Kesalahan fatal saya: pakai flash kamera. Begitu kilat menyala, semua flamingo langsung kabur. Dalam hitungan detik, danau yang tadi penuh burung pink jadi kosong. Pak Manuel cuma geleng-geleng kepala. “Flamingo sangat sensitif, Mas. Makanya turis harus jaga jarak minimal 50 meter.”
Untuk fotografi, lensa telephoto wajib hukumnya. Jangan paksa zoom HP – hasilnya pasti blur dan flamingo stress. Saya belajar ini dengan cara yang pahit.

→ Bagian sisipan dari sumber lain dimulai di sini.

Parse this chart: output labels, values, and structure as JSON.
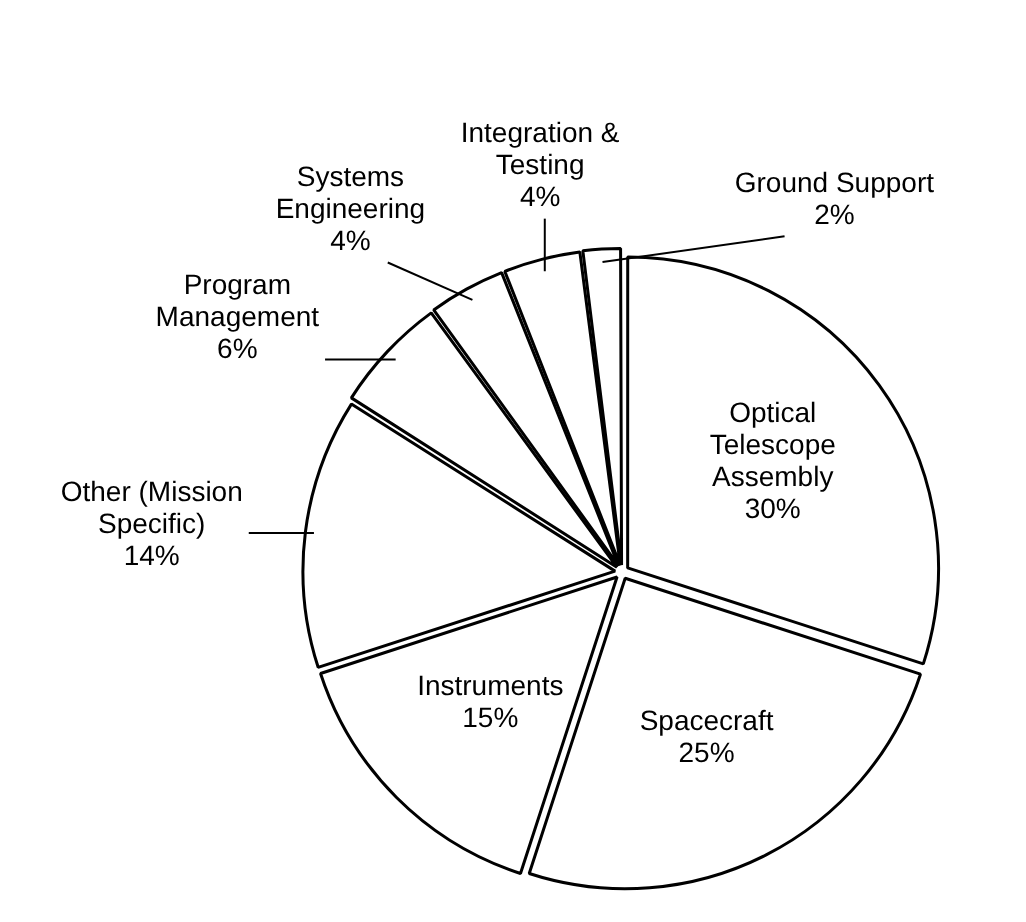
{
  "chart_data": {
    "type": "pie",
    "categories": [
      "Optical Telescope Assembly",
      "Spacecraft",
      "Instruments",
      "Other (Mission Specific)",
      "Program Management",
      "Systems Engineering",
      "Integration & Testing",
      "Ground Support"
    ],
    "values": [
      30,
      25,
      15,
      14,
      6,
      4,
      4,
      2
    ],
    "value_labels": [
      "30%",
      "25%",
      "15%",
      "14%",
      "6%",
      "4%",
      "4%",
      "2%"
    ],
    "colors": [
      "#ffffff",
      "#ffffff",
      "#ffffff",
      "#ffffff",
      "#ffffff",
      "#ffffff",
      "#ffffff",
      "#ffffff"
    ],
    "legend": false
  }
}
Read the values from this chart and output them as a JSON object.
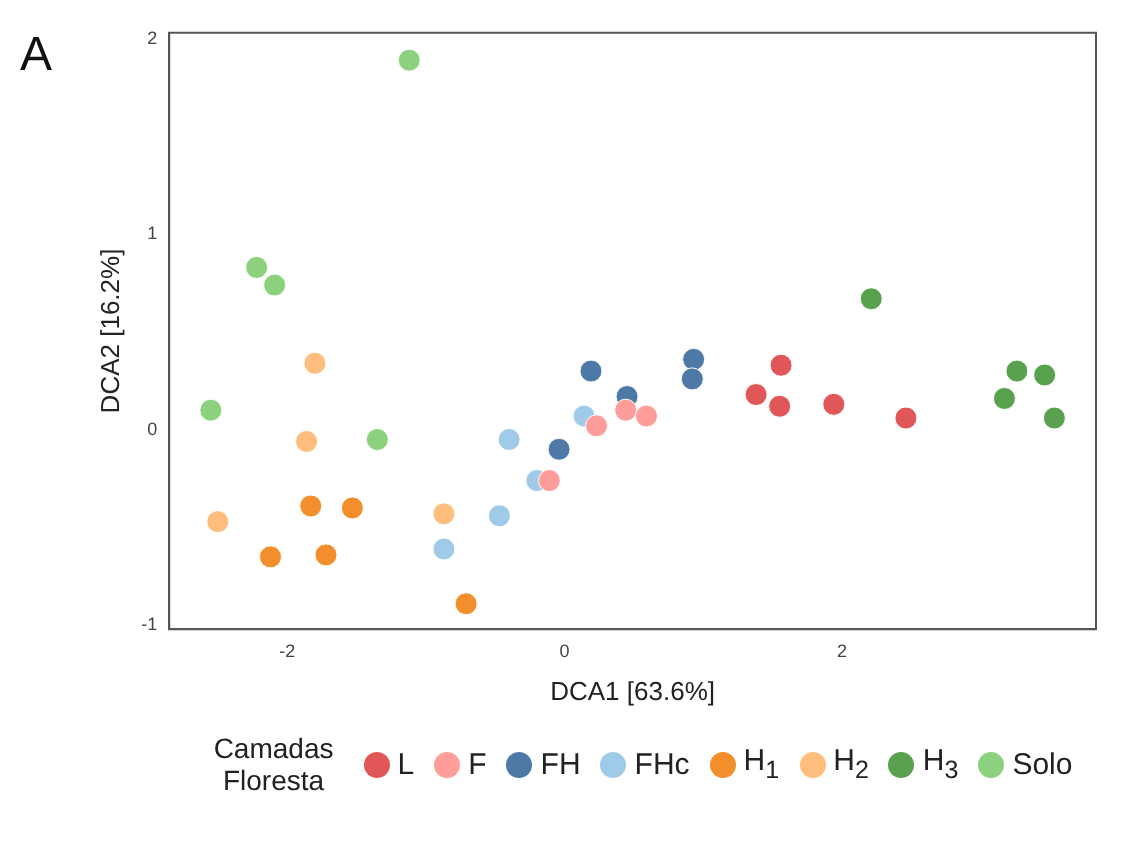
{
  "chart_data": {
    "type": "scatter",
    "xlabel": "DCA1 [63.6%]",
    "ylabel": "DCA2 [16.2%]",
    "legend_title": "Camadas Floresta",
    "annotations": [
      "A"
    ],
    "legend": "bottom",
    "marker": "circle",
    "grid": false,
    "xlim": [
      -2.85,
      3.83
    ],
    "xticks": [
      -2,
      0,
      2
    ],
    "ylim": [
      -1.02,
      2.03
    ],
    "yticks": [
      -1,
      0,
      1,
      2
    ],
    "series": [
      {
        "name": "L",
        "color": "#e15759",
        "x": [
          1.38,
          1.56,
          1.55,
          1.94,
          2.46
        ],
        "values": [
          0.18,
          0.33,
          0.12,
          0.13,
          0.06
        ]
      },
      {
        "name": "F",
        "color": "#ff9d9a",
        "x": [
          -0.11,
          0.23,
          0.44,
          0.59
        ],
        "values": [
          -0.26,
          0.02,
          0.1,
          0.07
        ]
      },
      {
        "name": "FH",
        "color": "#4e79a7",
        "x": [
          -0.04,
          0.19,
          0.45,
          0.93,
          0.92
        ],
        "values": [
          -0.1,
          0.3,
          0.17,
          0.36,
          0.26
        ]
      },
      {
        "name": "FHc",
        "color": "#a0cbe8",
        "x": [
          -0.4,
          -0.2,
          -0.47,
          -0.87,
          0.14
        ],
        "values": [
          -0.05,
          -0.26,
          -0.44,
          -0.61,
          0.07
        ]
      },
      {
        "name": "H$_{1}$",
        "color": "#f28e2b",
        "x": [
          -1.83,
          -1.53,
          -2.12,
          -1.72,
          -0.71
        ],
        "values": [
          -0.39,
          -0.4,
          -0.65,
          -0.64,
          -0.89
        ]
      },
      {
        "name": "H$_{2}$",
        "color": "#ffbe7d",
        "x": [
          -1.8,
          -1.86,
          -2.5,
          -0.87
        ],
        "values": [
          0.34,
          -0.06,
          -0.47,
          -0.43
        ]
      },
      {
        "name": "H$_{3}$",
        "color": "#59a14f",
        "x": [
          2.21,
          3.26,
          3.46,
          3.17,
          3.53
        ],
        "values": [
          0.67,
          0.3,
          0.28,
          0.16,
          0.06
        ]
      },
      {
        "name": "Solo",
        "color": "#8cd17d",
        "x": [
          -1.12,
          -2.22,
          -2.09,
          -2.55,
          -1.35
        ],
        "values": [
          1.89,
          0.83,
          0.74,
          0.1,
          -0.05
        ]
      }
    ]
  }
}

Dari segi konservasi, situasinya agak mengkhawatirkan. Pak Manuel cerita kalau water level danau turun drastis dari 2019-2023 karena perubahan iklim. Belum lagi ancaman mining lithium di area sekitar yang bisa ganggu ekosistem. “Makanya sekarang populasi flamingo fluktuatif. Oktober-Maret masih yang terbaik, tapi tidak seperti dulu,” katanya dengan nada sedih.
Responsible tourism jadi kunci. Jaga jarak, jangan buang sampah, dan yang paling penting – jangan ganggu wildlife demi foto Instagram. Denda bisa sampai $500 USD kalau ketahuan authorities.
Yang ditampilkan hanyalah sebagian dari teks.